Age 65 years and older was a risk factor for hepatotoxicity in the subgroup analysis of NSCLC patients, which contrasted with our previous gefitinib study correlating younger age with higher hepatotoxicity [13]. Considering that older individuals are usually more vulnerable to drug-induced diseases, the erlotinib result was not a surprise. In addition, other study supported this result; significantly higher rates of adverse drug reactions such as rash, tiredness, stomatitis, and dehydration were found in NSCLC patients aged 70 and above [16].
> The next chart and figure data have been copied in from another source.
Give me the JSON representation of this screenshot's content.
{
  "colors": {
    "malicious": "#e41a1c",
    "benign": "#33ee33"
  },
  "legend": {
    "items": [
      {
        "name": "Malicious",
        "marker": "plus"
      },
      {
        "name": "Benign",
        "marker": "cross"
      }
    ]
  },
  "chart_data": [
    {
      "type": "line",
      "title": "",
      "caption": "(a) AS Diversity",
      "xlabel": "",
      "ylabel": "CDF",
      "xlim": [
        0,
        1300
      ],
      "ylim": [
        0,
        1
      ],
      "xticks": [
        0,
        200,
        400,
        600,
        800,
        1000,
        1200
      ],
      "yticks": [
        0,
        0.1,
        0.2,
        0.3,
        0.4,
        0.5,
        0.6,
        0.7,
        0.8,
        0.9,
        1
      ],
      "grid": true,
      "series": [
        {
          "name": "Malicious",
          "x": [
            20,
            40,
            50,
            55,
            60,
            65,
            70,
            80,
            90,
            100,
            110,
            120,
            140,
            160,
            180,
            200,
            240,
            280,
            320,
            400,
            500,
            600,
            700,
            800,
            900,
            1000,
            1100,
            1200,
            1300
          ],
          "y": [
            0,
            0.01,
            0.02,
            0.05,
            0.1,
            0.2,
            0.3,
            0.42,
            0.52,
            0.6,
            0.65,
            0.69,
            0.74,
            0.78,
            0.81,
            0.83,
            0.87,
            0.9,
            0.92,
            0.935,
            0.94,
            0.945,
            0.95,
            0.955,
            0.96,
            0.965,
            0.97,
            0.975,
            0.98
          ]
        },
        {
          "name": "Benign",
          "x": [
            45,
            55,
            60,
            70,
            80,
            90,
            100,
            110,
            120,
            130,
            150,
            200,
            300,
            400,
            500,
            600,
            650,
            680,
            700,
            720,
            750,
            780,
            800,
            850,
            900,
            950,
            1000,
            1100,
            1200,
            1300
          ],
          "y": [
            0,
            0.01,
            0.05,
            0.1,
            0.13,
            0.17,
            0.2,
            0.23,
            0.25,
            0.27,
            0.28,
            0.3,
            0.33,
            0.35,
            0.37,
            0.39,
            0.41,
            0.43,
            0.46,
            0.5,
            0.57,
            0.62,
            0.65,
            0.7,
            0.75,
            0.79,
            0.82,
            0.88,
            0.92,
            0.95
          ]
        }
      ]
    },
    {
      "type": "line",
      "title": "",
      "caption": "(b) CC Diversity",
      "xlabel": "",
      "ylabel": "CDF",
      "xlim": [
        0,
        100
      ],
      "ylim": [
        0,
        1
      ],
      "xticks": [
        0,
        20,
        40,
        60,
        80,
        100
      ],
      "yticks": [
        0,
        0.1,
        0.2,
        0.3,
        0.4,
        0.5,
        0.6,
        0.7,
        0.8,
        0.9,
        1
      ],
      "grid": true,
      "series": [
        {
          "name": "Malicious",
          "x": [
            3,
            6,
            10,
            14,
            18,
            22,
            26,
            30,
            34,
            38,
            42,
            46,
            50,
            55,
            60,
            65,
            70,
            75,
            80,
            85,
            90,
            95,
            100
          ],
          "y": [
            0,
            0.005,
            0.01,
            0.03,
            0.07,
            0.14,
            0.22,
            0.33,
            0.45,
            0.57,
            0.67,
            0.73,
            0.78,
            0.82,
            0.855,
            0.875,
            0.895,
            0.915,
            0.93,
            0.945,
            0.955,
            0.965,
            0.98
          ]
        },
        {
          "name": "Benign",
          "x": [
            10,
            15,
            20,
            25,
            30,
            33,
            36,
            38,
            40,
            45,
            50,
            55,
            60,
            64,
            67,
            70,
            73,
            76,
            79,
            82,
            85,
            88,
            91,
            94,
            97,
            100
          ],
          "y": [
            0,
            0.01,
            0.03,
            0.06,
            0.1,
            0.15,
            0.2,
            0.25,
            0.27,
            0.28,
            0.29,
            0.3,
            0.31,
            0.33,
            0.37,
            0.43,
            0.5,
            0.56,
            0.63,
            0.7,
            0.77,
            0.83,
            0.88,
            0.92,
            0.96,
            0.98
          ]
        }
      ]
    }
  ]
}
Erlotinib is known to be a substrate for adenosine triphosphate-binding cassette transporters (ABCB1, ABCG2, and ABCC10) [17]. ABCG2 and ABCB1 are expressed not only in tumor tissues but also in normal tissues including the liver [18]. PPIs and H2-antagonists are ABCG2 and ABCB1 inhibitors, which increase the concentration of ABCG2 and ABCB1 substrates such as erlotinib in the liver, resulting in hepatotoxicity. In our previous study on gefitinib, co-administration of PPIs and H2-antagonists showed significantly increased hepatotoxicity in NSCLC patients [13]. Another study evaluated the genetic polymorphism of ABC transporters on erlotinib-related adverse effects [19]. While the results did not reinforce the association between hepatotoxicity and genetic polymorphisms, they suggested that ABCG2 34G > A was a useful predictor of skin rash of grade 2 or higher level. Further, patients carrying ABCG2 -15,622 T/T polymorphism and ABCG2 (1143C/T, -15622C/T) haplotype developed significantly higher frequency of grade 2/3 diarrhea [20]. Based on the genetic results, ABCG2 represents a candidate marker of erlotinib-induced adverse reactions including hepatotoxicity.

The study limitations relate to the retrospective single-center design. In addition, EGFR mutation results were available only in NSCLC patients. Although patients with EGFR mutations manifested around 2.0-fold higher hepatotoxicity compared with those without mutation, no statistical significance was found (p = 0.379), possibly due to the small sample size (n = 155). However, to our knowledge, this is the first report to investigate the effect of concomitant drug use on erlotinib-induced hepatotoxicity. Also, this study is meaningful due to the large number of patients.

In conclusion, our study showed that concomitant use of CYP3A4 inducers and H2-antagonist/PPI, liver metastasis, and age ≥ 65 were associated with erlotinib-induced hepatotoxicity. Thus, close monitoring of liver function is recommended, especially in patients using CYP3A4 inducers and anti-acid secreting agents.